LAUTERBACH (cdl). Handjob interruptus, Cunnilingus mit Vaginalzäpfchen, ein zwölf Zentimeter langes Spermareservoir dazu Heavy Metal, Nickelbrille, Zahnspange, Prinz Eisenherz Frisur, Erdnussallergie und das peinlichste Mofa der Welt. So sieht das Leben des 15-jährigen Marc im Jahr 1986 im Roman Mofaheld von Lars Niedereichholz aus.

Mongo ist der favorisierte Kraftausdruck des heranwachsenden Romanhelden Mitte der 80er Jahre in einem Frankfurter Vorort. Der Roman Mofaheld handelt von den Irrungen und Wirrungen der Pubertät eines Jugendlichen im kleinbürgerlichen Milieu und bedient obendrein sämtliche Klischees der 80er Jahre. Für viele eine Zeitreise zurück in die eigene Jugend. Lars Niedereichholz besser bekannt, als ein Teil des Comedy-Duos Mundstuhl war am Mittwochabend zu Gast in der Aula der Sparkasse Oberhessen und las aus seinem Roman in der Veranstaltungsreihe „Der Vulkan lässt lesen“.

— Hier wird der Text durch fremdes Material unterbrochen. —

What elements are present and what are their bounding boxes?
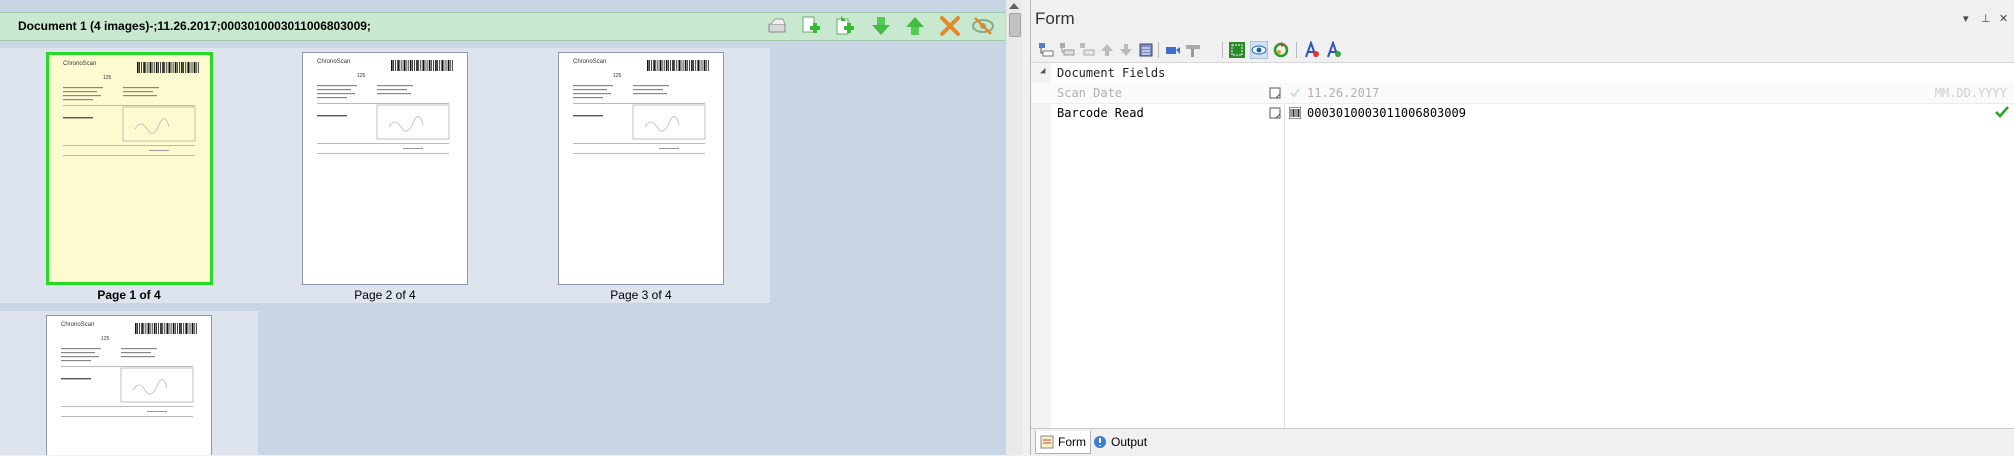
barcode-icon (1288, 106, 1302, 120)
thumb-number-text: 125 (357, 73, 366, 79)
valid-check-icon (1995, 105, 2009, 122)
document-header: Document 1 (4 images)-;11.26.2017;000301… (0, 12, 1005, 41)
document-pane: Document 1 (4 images)-;11.26.2017;000301… (0, 0, 1005, 455)
section-label: Document Fields (1057, 66, 1166, 80)
field-value[interactable]: 11.26.2017 (1307, 86, 1379, 100)
field-note-icon[interactable] (1269, 107, 1281, 119)
remove-field-icon[interactable] (1078, 41, 1096, 59)
tab-label: Form (1058, 435, 1086, 449)
append-page-icon[interactable] (832, 15, 856, 37)
page-preview: ChronoScan 125 (573, 59, 709, 154)
field-row-barcode-read[interactable]: Barcode Read 000301000301100680​3009 (1031, 103, 2014, 123)
field-note-icon[interactable] (1269, 87, 1281, 99)
page-thumbnail[interactable]: ChronoScan 125 (46, 52, 213, 285)
hide-icon[interactable] (971, 15, 995, 37)
form-title: Form (1035, 9, 1075, 28)
delete-icon[interactable] (938, 15, 962, 37)
column-divider[interactable] (1284, 83, 1285, 428)
view-icon[interactable] (1250, 41, 1268, 59)
page-preview: ChronoScan 125 (63, 61, 199, 156)
field-name: Barcode Read (1057, 106, 1144, 120)
panel-dropdown-button[interactable]: ▾ (1963, 12, 1969, 25)
form-toolbar (1031, 38, 2014, 63)
thumb-number-text: 125 (103, 75, 112, 81)
insert-field-icon[interactable] (1058, 41, 1076, 59)
thumb-brand-text: ChronoScan (63, 61, 96, 67)
check-icon (1289, 87, 1301, 99)
page-thumbnail[interactable]: ChronoScan 125 (46, 315, 212, 455)
thumb-brand-text: ChronoScan (573, 59, 606, 65)
page-label: Page 3 of 4 (610, 288, 672, 302)
select-zone-icon[interactable] (1228, 41, 1246, 59)
toolbar-separator (1158, 42, 1159, 58)
ocr-zone-icon[interactable] (1164, 41, 1182, 59)
form-titlebar: Form ▾ ⊥ ✕ (1031, 0, 2014, 38)
page-preview: ChronoScan 125 (61, 322, 197, 417)
font-icon[interactable] (1303, 41, 1321, 59)
thumb-number-text: 125 (613, 73, 622, 79)
scanner-icon[interactable] (765, 15, 789, 37)
field-name: Scan Date (1057, 86, 1123, 100)
pin-button[interactable]: ⊥ (1981, 12, 1991, 25)
tab-form[interactable]: Form (1035, 431, 1091, 454)
insert-page-icon[interactable] (798, 15, 822, 37)
field-format-hint: MM.DD.YYYY (1934, 86, 2007, 100)
field-properties-icon[interactable] (1184, 41, 1202, 59)
page-thumbnail[interactable]: ChronoScan 125 (558, 52, 724, 285)
page-preview: ChronoScan 125 (317, 59, 453, 154)
page-label: Page 1 of 4 (97, 288, 161, 302)
vertical-scrollbar[interactable] (1005, 0, 1022, 455)
document-title: Document 1 (4 images)-;11.26.2017;000301… (18, 19, 371, 33)
scrollbar-thumb[interactable] (1009, 13, 1021, 37)
font-add-icon[interactable] (1325, 41, 1343, 59)
move-up-icon[interactable] (903, 15, 927, 37)
close-button[interactable]: ✕ (1999, 12, 2008, 25)
output-tab-icon (1094, 436, 1106, 448)
add-field-icon[interactable] (1037, 41, 1055, 59)
tab-label: Output (1111, 435, 1148, 449)
tab-output[interactable]: Output (1089, 431, 1151, 453)
section-row[interactable]: ◢ Document Fields (1031, 63, 2014, 83)
form-panel: Form ▾ ⊥ ✕ ◢ Document Fields Scan Date 1… (1030, 0, 2014, 456)
move-down-icon[interactable] (869, 15, 893, 37)
scroll-up-arrow-icon[interactable] (1009, 3, 1019, 9)
form-tab-icon (1040, 435, 1054, 449)
toolbar-separator (1222, 42, 1223, 58)
page-thumbnail[interactable]: ChronoScan 125 (302, 52, 468, 285)
collapse-triangle-icon[interactable]: ◢ (1040, 66, 1045, 76)
field-grid: ◢ Document Fields Scan Date 11.26.2017 M… (1031, 63, 2014, 428)
thumb-brand-text: ChronoScan (61, 322, 94, 328)
thumb-brand-text: ChronoScan (317, 59, 350, 65)
page-label: Page 2 of 4 (354, 288, 416, 302)
refresh-icon[interactable] (1272, 41, 1290, 59)
field-list-icon[interactable] (1137, 41, 1155, 59)
field-value[interactable]: 000301000301100680​3009 (1307, 106, 1466, 120)
toolbar-separator (1296, 42, 1297, 58)
move-field-down-icon[interactable] (1117, 41, 1135, 59)
panel-tabs: Form Output (1031, 428, 2014, 456)
thumb-number-text: 125 (101, 336, 110, 342)
field-row-scan-date[interactable]: Scan Date 11.26.2017 MM.DD.YYYY (1031, 83, 2014, 104)
move-field-up-icon[interactable] (1098, 41, 1116, 59)
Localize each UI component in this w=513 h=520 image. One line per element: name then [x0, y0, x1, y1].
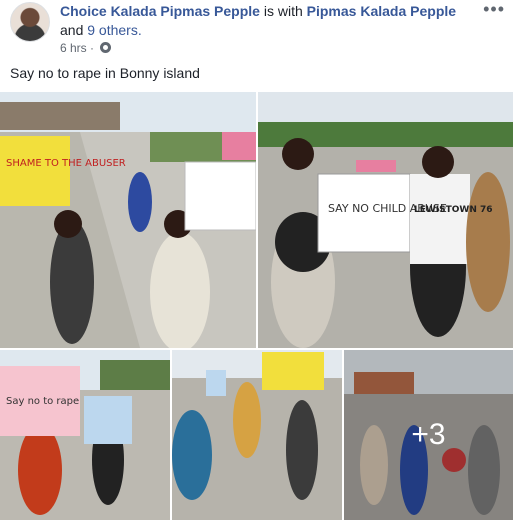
post-header: Choice Kalada Pipmas Pepple is with Pipm…	[10, 0, 505, 55]
tagged-person-link[interactable]: Pipmas Kalada Pepple	[307, 3, 456, 19]
author-avatar[interactable]	[10, 2, 50, 42]
with-text: is with	[263, 3, 303, 19]
post-title: Choice Kalada Pipmas Pepple is with Pipm…	[60, 2, 480, 40]
meta-separator: ·	[90, 41, 95, 55]
facebook-post: Choice Kalada Pipmas Pepple is with Pipm…	[0, 0, 513, 520]
more-options-icon[interactable]: •••	[483, 0, 505, 18]
photo-3[interactable]: Say no to rape	[0, 350, 170, 520]
photo-2-shirt: LEWISTOWN 76	[414, 205, 493, 215]
globe-icon[interactable]	[100, 42, 112, 53]
author-name-link[interactable]: Choice Kalada Pipmas Pepple	[60, 3, 260, 19]
photo-1-sign: SHAME TO THE ABUSER	[6, 158, 126, 169]
others-link[interactable]: 9 others.	[87, 22, 141, 38]
and-text: and	[60, 22, 84, 38]
photo-4[interactable]	[172, 350, 342, 520]
post-text: Say no to rape in Bonny island	[10, 65, 200, 81]
timestamp-link[interactable]: 6 hrs	[60, 41, 87, 55]
photo-1[interactable]: SHAME TO THE ABUSER	[0, 92, 256, 348]
photo-5-more[interactable]: +3	[344, 350, 513, 520]
photo-3-sign: Say no to rape	[6, 396, 79, 407]
post-meta: 6 hrs ·	[60, 40, 112, 56]
photo-2[interactable]: SAY NO CHILD ABUSE LEWISTOWN 76	[258, 92, 513, 348]
more-photos-count[interactable]: +3	[344, 350, 513, 520]
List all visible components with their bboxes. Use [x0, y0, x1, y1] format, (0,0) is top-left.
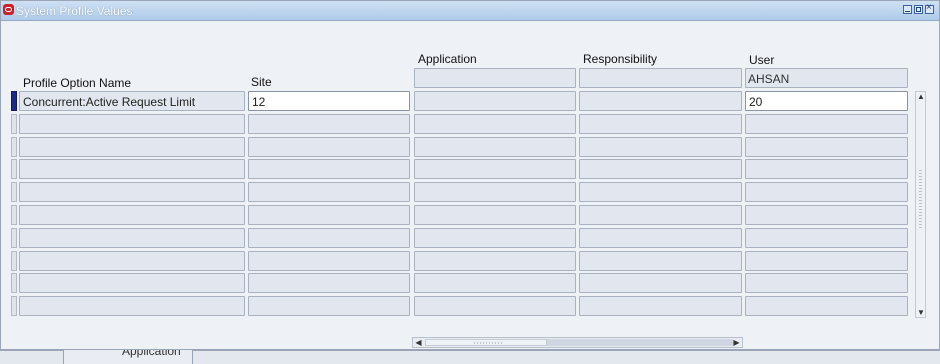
arrow-right-icon[interactable]: ▶: [732, 338, 741, 347]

Selbstverständlich hatte er auch ein Mofa mitgebracht, aber eben ein echtes Mofa, eine Herkules. Dagegen bekommt seine Romanfigur, Marc, von seinen Eltern zum 15. Geburtstag „ein motorisiertes Fahrrad“ eine Gilera ec1 mit Wetterschutz Verkleidung geschenkt. Marc stellt für sich fest, dass er sogar als Spermium schneller gewesen ist, wie auf diesem Gefährt. Auch sein Opa bemerkt: „Hier Lutscher – das ist aber net gerad e Rennmaschin“. Lutscher ist der ungeliebte Spitzname von Marc, der in Frankfurter Idiom gesprochen, jedoch einen ganz besonderen klang hat und somit das Lauterbacher Publikum erheiterte. Seine Eltern nennen ihn „kleiner Prinz“, was Marc noch mehr stört.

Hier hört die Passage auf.